One of the chief reasons I chose to teach my classes remotely is the reality that if I get sick and did not bounce back quickly the college has nobody to cover for me and my class will run the risk of ending prematurely. Our roster of computer scientists is not exactly deep and there are not qualified adjuncts available in the area. I’m chair of a large, multi-disciplinary department. I lose sleep over what will happen if one of my in-person instructors gets sick and needs to miss several weeks of class or more. It’s not at all clear that we have a way to salvage a class in that situation. We can power through a day or two but a week or more becomes really, really problematic. I’m not under the impression that the local schools have long lines of substitutes waiting in the wings. What do you do when you cannot find someone to teach a class for weeks on end? Is whatever band-aid solution you come up with going to result in an educational experience that is actually worse than a fully remote semester? I suspect this problem weights heavily on local school administrators because it certainly weighs heavily on me. For this same reason I worry about the state’s assessment of hospital utilization and ED visits. Having 3-4 people visit the hospital with a CLI in a single week could be a valuable warning sign here but the state’s reporting does not cover this scenario. They don’t report until at least 5 people show up for such a visit. You have to rely on the local health officials and hospitals sharing this information if they have it.

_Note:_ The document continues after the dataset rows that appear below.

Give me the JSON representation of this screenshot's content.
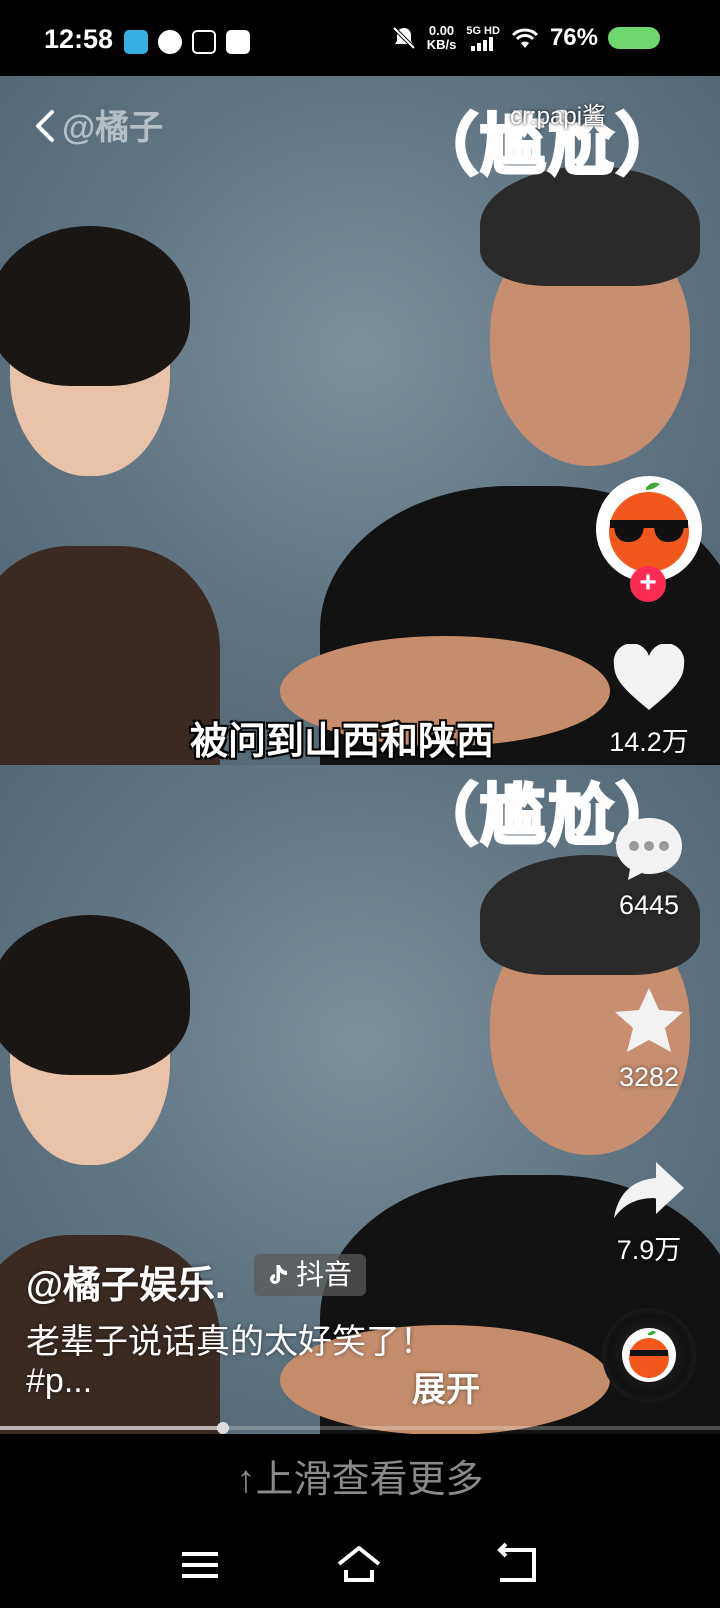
{
  "status_bar": {
    "time": "12:58",
    "net_speed_value": "0.00",
    "net_speed_unit": "KB/s",
    "signal_label": "5G HD",
    "battery": "76%",
    "battery_level": 0.76,
    "battery_color": "#6fd56d"
  },
  "video": {
    "watermark_account": "@橘子",
    "watermark_credit": "cr:papi酱",
    "overlay_top": "（尴尬）",
    "overlay_bottom": "（尴尬）",
    "subtitle": "被问到山西和陕西"
  },
  "rail": {
    "follow_symbol": "+",
    "like_count": "14.2万",
    "comment_count": "6445",
    "favorite_count": "3282",
    "share_count": "7.9万",
    "like_color": "#ffffff",
    "follow_color": "#fe2c55"
  },
  "caption": {
    "author": "@橘子娱乐.",
    "badge": "抖音",
    "description": "老辈子说话真的太好笑了！",
    "hashtag": "#p...",
    "expand": "展开"
  },
  "progress": {
    "played_fraction": 0.31
  },
  "footer": {
    "swipe_hint": "↑上滑查看更多"
  }
}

Any decision making process informed by data and computed statistics needs to understand the source and context of that data and the way in which is was computed. The numbers don’t tell the whole truth but the do help you to see it. The state of Illinois has given us what I believe to be a useful set of metrics for tracking the state of the pandemic. It’s important that we not only know what the numbers mean in general and understand their targets, but that we understand how the circumstances in Warren county shape and mold those values in ways that differ from other counties, especially those with significantly different populations. I started tracking the local data for this very reason. I wanted to make informed decisions for my family. I share that data with others so that they can do the same. As we move into discussion about re-opening or even closing the schools, it’s important that we understand the strengths and limits of the data and how to critically interpret the state’s metrics and assessments in our little corner of Illinois.